Writing by Peter Hilton

Domain primers

How software developers and product people can bootstrap subject-matter knowledge - 9 November 2021 #DDD

People talking about a book

Alexis Brown

When you work on either general purpose software or custom software development, you end up needing to understand your customer’s business. If you’ve never visited a warehouse or talked to someone who works in one, attempting to build inventory management software will most likely result in unusable or even useless software. To properly understand your customer’s subject-matter domains, you could do their job, but this takes a few years. You’ll save time if you read some kind of domain primer.

Domain language to start with

Learning a domain starts with its language - its jargon and slang, which effective communication requires. As you learn the language, you can start engaging with customers enough to learn from them directly. After all, most people (sometimes secretly) love talking about their job. This naturally leads to learning more than just the language.

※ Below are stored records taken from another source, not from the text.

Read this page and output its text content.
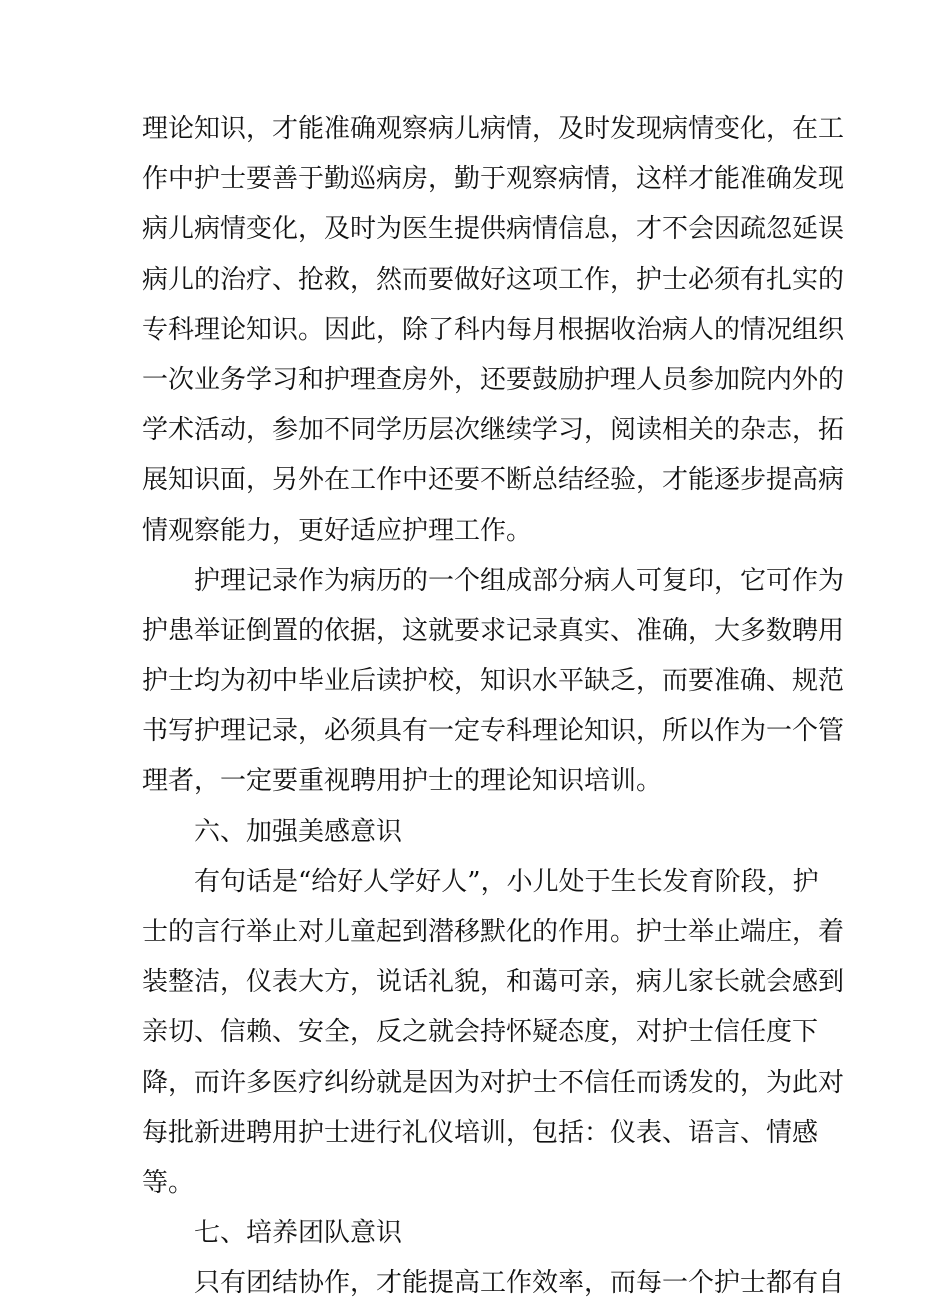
理论知识，才能准确观察病儿病情，及时发现病情变化，在工
作中护士要善于勤巡病房，勤于观察病情，这样才能准确发现
病儿病情变化，及时为医生提供病情信息，才不会因疏忽延误
病儿的治疗、抢救，然而要做好这项工作，护士必须有扎实的
专科理论知识。因此，除了科内每月根据收治病人的情况组织
一次业务学习和护理查房外，还要鼓励护理人员参加院内外的
学术活动，参加不同学历层次继续学习，阅读相关的杂志，拓
展知识面，另外在工作中还要不断总结经验，才能逐步提高病
情观察能力，更好适应护理工作。

护理记录作为病历的一个组成部分病人可复印，它可作为
护患举证倒置的依据，这就要求记录真实、准确，大多数聘用
护士均为初中毕业后读护校，知识水平缺乏，而要准确、规范
书写护理记录，必须具有一定专科理论知识，所以作为一个管
理者，一定要重视聘用护士的理论知识培训。

六、加强美感意识

有句话是“给好人学好人”，小儿处于生长发育阶段，护
士的言行举止对儿童起到潜移默化的作用。护士举止端庄，着
装整洁，仪表大方，说话礼貌，和蔼可亲，病儿家长就会感到
亲切、信赖、安全，反之就会持怀疑态度，对护士信任度下
降，而许多医疗纠纷就是因为对护士不信任而诱发的，为此对
每批新进聘用护士进行礼仪培训，包括：仪表、语言、情感
等。

七、培养团队意识

只有团结协作，才能提高工作效率，而每一个护士都有自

While getting started, a day’s reading goes a long way, if you can find the right stuff to read. A domain’s Wikipedia page often provides the most convenient and accessible starting point, and introduces the key jargon. However, Wikipedia quickly jumps from a general overview to oddly-specific topics. You start reading about inventory management and before you know it, price elasticity of demand equations start melting your brain.

Novels

Ideally, you find a deeper book-length introduction to a particular business. However, non-fiction about someone else’s job is likely to help you catch up on sleep more than it helps you understand the field they work in. Novels work better, especially if they’re funny.

Refusal Shoes, for example, offers entertaining but unflattering insights into how immigration (border control) works at a large airport. Presumably not coincidentally, Tony Saint wrote Refusal Shoes after ten years working for the UK Immigration Service. And Time Will Tell, by Donald Greig, follows an early music vocal ensemble on an adventure.

Non-fiction examples from industry insiders that forego a novel’s plot structure but retain plenty of wit include Gideon Karting’s book, Never Work With Your Idols: 35 Commandments for a Successful Career in the Music Industry (in Dutch), and This is Going to Hurt: Secret Diaries of a Junior Doctor, by Adam Kay.

Unfortunately, not every business has a canonical fictionalisation. I don’t know of an entertaining novel whose protagonist works in a warehouse.

Television

Television drama has the potential to provide a richer introduction to a field than a book, but has two problems. First, only professions with uniforms (doctors, soldiers, etc.) or dealing with criminals (detectives, lawyers, etc.) or both (police) get the television treatment. Secondly, television drama tends to prioritise glamour over realism, so you’ll need a doctor to tell you that ER portrayed emergency medicine and surgery more realistically than Grey’s Anatomy.

Meanwhile, shows that wouldn’t appear on the uniform channel or the crime channel tend towards slapstick comedy that obscures their underlying educational content. No industry suffers this fate more than tech; you only get the likes of The IT Crowd or Silicon Valley. Perhaps the ultimate compromise would be a series about an spy or police officer who goes undercover in a series of different industries, and who gets a crash course in each one.